WWE’s lovable loser on an epic losing streak, former WWE Tag Team Champion Curt Hawkins revealed that “the streak” was supposed to end awhile ago. But Hawkins saw losing as a way to connect with an audience.
“My main priority has always to do the best that I can, or whatever situation that I have been placed in I have always tried to do my best, or whatever match I am in I try to steal the show in regards to what I am allowed to be doing so I was just doing my thing. What really sparked it all was that there was some online article that said that Curt Hawkins just lost his 100th match in a row. I think that, I’m not taking shots at anyone else, but most of my colleagues would be upset at that sort of thing.
“There’s been times since that article where I was having matches; in particular I had a match on Main Event against Heath Slater that I was supposed to win, but I thought, wait, hold it, no, please, no. This could be something. There’s no sense of ending this story on Main Event. Who begs to lose matches? I literally did that though where I said that I can’t win matches, and they were cool about it in the first place where they were telling me that I did a good job and that I am going to win a match. But I was like, no, you don’t understand.”

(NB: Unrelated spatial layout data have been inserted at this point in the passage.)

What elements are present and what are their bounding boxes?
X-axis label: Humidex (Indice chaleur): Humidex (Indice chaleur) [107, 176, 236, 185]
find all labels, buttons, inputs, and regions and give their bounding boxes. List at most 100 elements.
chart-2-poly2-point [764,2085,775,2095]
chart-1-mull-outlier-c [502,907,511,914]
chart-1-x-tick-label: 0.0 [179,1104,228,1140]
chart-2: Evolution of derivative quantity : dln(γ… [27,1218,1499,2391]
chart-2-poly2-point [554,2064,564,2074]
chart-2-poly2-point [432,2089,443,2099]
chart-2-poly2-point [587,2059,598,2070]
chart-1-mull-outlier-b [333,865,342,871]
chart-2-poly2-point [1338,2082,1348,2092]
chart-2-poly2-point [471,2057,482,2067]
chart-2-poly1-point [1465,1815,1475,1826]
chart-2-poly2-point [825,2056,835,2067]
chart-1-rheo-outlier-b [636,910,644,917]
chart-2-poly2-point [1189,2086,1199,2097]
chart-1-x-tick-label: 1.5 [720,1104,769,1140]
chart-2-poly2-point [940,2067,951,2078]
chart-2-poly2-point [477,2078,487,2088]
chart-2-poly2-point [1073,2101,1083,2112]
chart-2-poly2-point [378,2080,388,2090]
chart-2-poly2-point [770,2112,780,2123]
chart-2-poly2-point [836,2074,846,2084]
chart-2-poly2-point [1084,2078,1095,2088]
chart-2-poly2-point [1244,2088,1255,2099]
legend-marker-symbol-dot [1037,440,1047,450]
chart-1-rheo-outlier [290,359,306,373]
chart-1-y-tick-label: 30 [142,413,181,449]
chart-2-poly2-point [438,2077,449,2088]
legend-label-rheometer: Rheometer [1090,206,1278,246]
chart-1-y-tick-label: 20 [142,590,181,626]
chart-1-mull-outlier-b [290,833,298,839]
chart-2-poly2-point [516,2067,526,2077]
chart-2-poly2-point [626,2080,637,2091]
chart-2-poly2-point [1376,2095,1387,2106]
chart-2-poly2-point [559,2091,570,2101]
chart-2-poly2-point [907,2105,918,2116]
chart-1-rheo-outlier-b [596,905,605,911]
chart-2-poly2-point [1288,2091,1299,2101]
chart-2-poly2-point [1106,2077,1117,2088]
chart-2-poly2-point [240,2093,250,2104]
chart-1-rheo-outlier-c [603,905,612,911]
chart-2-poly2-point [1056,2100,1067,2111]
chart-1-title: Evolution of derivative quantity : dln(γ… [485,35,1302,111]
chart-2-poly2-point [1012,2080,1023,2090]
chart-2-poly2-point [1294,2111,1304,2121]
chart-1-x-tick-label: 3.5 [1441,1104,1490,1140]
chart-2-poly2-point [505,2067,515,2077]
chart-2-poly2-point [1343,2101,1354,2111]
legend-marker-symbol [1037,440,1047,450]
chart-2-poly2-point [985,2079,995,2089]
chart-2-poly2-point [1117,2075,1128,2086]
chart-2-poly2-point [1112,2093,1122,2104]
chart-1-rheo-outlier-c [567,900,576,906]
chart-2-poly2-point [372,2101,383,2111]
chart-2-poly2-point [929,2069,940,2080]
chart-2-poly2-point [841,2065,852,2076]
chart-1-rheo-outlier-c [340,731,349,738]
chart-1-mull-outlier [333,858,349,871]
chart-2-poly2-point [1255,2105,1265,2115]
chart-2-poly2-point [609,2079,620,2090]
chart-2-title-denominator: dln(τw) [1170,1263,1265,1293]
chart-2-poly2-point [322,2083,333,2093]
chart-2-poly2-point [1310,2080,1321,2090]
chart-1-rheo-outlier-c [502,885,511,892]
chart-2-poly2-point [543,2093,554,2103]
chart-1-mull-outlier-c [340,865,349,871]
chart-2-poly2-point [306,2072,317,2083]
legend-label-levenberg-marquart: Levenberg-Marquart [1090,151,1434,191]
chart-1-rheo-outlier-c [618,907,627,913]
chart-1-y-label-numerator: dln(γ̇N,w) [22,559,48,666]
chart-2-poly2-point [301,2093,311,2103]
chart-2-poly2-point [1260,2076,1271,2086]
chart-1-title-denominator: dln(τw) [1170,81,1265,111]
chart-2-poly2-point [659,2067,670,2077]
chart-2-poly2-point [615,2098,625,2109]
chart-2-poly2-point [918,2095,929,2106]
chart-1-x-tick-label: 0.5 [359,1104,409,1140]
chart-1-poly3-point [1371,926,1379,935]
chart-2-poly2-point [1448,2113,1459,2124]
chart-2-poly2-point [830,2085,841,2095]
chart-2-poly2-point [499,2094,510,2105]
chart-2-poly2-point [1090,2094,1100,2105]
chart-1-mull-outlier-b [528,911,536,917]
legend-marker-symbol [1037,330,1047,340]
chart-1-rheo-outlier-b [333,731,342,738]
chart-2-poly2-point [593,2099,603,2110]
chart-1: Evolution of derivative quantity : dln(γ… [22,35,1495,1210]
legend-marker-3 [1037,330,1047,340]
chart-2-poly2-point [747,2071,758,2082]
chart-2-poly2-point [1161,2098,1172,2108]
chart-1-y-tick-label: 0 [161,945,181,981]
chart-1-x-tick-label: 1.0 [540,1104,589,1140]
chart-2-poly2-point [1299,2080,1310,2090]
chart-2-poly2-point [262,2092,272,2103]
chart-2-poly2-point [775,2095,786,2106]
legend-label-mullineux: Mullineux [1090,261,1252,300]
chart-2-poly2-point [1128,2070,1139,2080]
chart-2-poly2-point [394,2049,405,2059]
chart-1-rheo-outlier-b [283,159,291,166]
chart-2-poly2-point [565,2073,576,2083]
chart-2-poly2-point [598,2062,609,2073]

The biggest problem Hawkins has with “the streak?” Keeping track of it…
“It’s tough at times because I am doing the live events. I am doing this thing that say I lose to someone at a live event, I would then say that I wasn’t ready. It was BS and I’m not going anywhere until I have another opponent. And then Braun Strowman comes out, so I end up losing like six times a weekend before I get to TV. It’s got to the point rather quickly that I have to put [the streak number] on my Instagram and Twitter profile after every match otherwise I will forget because I don’t remember where it’s at. Another thing that sparks it that I have to end up doing is that when fans meet me now and want my autograph, more times than not they ask me to write where I am at like, how many losses in a row I have had. It’s like 4:30 in the morning and my brain isn’t fully working at the moment, so I have to check on Twitter or Instagram, so it really helps to have that information. I have been racking them up at certain points. It has made a lot more fun to perform because people are more invested in what I am doing. No longer am I going to live events and people just look at me as someone who loses matches. They are more intrigued now, and it is fun as a performer.”